BIDEN: Justice Department Memos Point to Endorsement of Torture
Biden is Author of the National Security with Justice Act, Legislation Banning Torture and Waterboarding
The Department of Justice has released heavily redacted versions of three additional documents regarding the "enhanced interrogation techniques," including waterboarding, used by the Central Intelligence Agency on detainees within its custody. These memos are in addition to other Department of Justice memos made public in June 2004 which stated that U.S. law prohibits only conduct that causes "serious physical injury, such as organ failure, impairment of bodily function, or even death."
"It is a dark day for the United States government when the Department of Justice-charged with the duty of protecting and upholding the rule of law-provides legal pretext for torture," said Sen. Biden, former Chairman and senior member of the Senate Judiciary Committee and staunch advocate of Congress banning waterboarding and other forms of torture.
The memos released last night state that an actor with an honest, but mistaken belief, that his actions will not cause severe pain and suffering cannot be held liable and point out that such a belief may be "established by, among other things, the reliance on the advice of experts." Tellingly, one of the documents concludes by noting that a recent Supreme Court case, Rasul v. Bush, raises the possibility that a court of law might review the interrogation program, a prospect, the Department notes, that "raises possible concerns."
"The documents provide a virtual how to' guide for subjecting detainees to torture techniques like stress positions, exposure to extreme temperatures, and waterboarding without incurring legal liability," added Sen. Biden.
The documents also require interrogators using Enhanced Interrogation Techniques to create a contemporaneous record "setting forth the nature and duration of each such technique employed, the identities of those present, [further content redacted]," suggesting that the Central Intelligence Agency at one time had detailed records regarding the use of enhanced interrogation techniques. Those records have not been made public.
In July 2007, Sen. Biden introduced the National Security with Justice Act (S. 1876) to reform United States policies on the apprehension, detention, treatment and transfer of suspected terrorists. The legislation, among other things, unambiguously prohibits any United States personnel, including members of our intelligence services, from torturing and mistreating detainees. Specifically, Sen. Biden's bill closes this loophole by prohibiting all officers and agents of the United States from using techniques of interrogation not authorized by the United States Army Field Manual on Intelligence Interrogation.
The National Security with Justice Act will:
Prohibit the Torture or Mistreatment of Detainees in U.S. Custody
This legislation closes gaps intentionally left in the President's July 20, 2007 Executive Order to allow the CIA to use interrogation techniques prohibited by the Army Field Manual. The legislation prohibits all U.S. personnel, including the CIA, from using interrogation techniques not authorized in the Field Manual.
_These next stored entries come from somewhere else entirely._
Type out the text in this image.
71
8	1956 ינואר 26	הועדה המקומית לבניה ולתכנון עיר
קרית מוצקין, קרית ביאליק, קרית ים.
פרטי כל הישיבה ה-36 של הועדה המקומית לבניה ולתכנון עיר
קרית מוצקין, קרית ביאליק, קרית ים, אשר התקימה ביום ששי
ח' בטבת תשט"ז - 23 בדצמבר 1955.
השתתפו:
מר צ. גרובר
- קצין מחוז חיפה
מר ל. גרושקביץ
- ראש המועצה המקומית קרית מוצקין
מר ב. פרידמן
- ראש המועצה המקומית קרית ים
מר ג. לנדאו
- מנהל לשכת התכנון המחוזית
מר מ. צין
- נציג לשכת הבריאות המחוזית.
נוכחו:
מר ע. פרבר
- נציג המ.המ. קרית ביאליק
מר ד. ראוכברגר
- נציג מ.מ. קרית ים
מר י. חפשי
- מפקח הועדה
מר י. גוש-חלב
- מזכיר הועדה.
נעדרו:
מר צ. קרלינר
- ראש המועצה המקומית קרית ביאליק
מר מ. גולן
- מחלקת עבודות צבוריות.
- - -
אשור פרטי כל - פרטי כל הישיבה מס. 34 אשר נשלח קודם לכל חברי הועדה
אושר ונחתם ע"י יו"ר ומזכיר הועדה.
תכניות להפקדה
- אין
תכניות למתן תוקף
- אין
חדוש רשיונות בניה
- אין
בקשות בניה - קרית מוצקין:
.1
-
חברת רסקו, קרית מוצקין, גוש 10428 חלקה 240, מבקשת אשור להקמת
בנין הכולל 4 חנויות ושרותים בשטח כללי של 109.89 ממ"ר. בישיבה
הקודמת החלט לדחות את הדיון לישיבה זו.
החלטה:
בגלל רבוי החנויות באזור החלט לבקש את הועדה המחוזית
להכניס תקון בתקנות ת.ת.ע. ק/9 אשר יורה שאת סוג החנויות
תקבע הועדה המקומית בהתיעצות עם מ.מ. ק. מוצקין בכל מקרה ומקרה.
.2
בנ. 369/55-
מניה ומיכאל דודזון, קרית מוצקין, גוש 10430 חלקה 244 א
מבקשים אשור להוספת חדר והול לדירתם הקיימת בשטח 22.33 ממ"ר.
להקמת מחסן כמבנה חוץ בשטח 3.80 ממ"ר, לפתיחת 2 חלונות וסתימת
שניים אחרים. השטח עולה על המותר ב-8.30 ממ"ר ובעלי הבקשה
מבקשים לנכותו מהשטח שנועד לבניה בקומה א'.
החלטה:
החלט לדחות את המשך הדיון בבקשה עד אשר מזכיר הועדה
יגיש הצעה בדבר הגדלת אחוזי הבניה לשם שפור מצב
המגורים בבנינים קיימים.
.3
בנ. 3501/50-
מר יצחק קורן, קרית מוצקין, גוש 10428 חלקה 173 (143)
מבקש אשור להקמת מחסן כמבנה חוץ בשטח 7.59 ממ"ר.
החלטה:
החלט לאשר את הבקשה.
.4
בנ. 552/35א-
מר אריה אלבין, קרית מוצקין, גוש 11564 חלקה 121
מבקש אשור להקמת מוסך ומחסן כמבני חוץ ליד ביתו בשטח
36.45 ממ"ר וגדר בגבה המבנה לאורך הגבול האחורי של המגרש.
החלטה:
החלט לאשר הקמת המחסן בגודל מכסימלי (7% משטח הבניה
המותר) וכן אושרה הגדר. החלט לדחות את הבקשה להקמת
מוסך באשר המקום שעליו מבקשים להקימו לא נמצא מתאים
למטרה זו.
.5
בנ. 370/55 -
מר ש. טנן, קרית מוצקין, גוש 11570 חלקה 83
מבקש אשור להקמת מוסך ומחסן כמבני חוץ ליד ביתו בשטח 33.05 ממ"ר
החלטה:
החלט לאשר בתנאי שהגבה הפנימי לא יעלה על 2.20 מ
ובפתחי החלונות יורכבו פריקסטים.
Close Black Sites & Extra-Judicial Prisons
This legislation will prohibits U.S. detention of terrorism suspects in secret, extraterritorial prisons such as CIA "black sites," where they can be tortured and mistreated without the intervention of international monitors like the Red Cross and outside the territorial jurisdiction of US law. Under this legislation, the United States must timely transfer terrorism suspects to face justice either in the legal custody of the United States or a foreign country that will not torture or mistreat them.
Prohibit Extraordinary Rendition
This legislation creates new safeguards by requiring intelligence services to apply for and obtain an order of rendition - similar to an arrest warrant for national security purposes - from the FISA Court prior to any rendition. The application and order process ensures that rendition is used only if we have solid intelligence indicating that the suspect is a dangerous terrorist. Most importantly, the bill prohibits rendition to countries that torture or mistreat detainees or to secret prisons. The bill includes an emergency exception allowing intelligence services to obtain an order of rendition after taking an individual into custody (but always before that individual is turned over to another country) when special circumstances exist.
Modify the Definition of "Unlawful Enemy Combatant"
This legislation changes the Military Commission Act's definition of the term to clarify that U.S. citizens or lawfully admitted aliens taken into custody within the territorial jurisdiction of the United States cannot be considered unlawful enemy combatants. These individuals must be prosecuted within the criminal justice system.
Extend Habeas Corpus to Detainees
This legislation repeals the provisions in the Detainee Treatment Act and Military Commission Act that purport to deprive Guantanamo detainees of the writ of habeas corpus - the ability to argue to a court of law that they are being held in error. The legislation clarifies that all detained terrorism suspects held by the United States can invoke habeas corpus to challenge their classification as an unlawful enemy combatant and their conviction by a military commission of a war crime.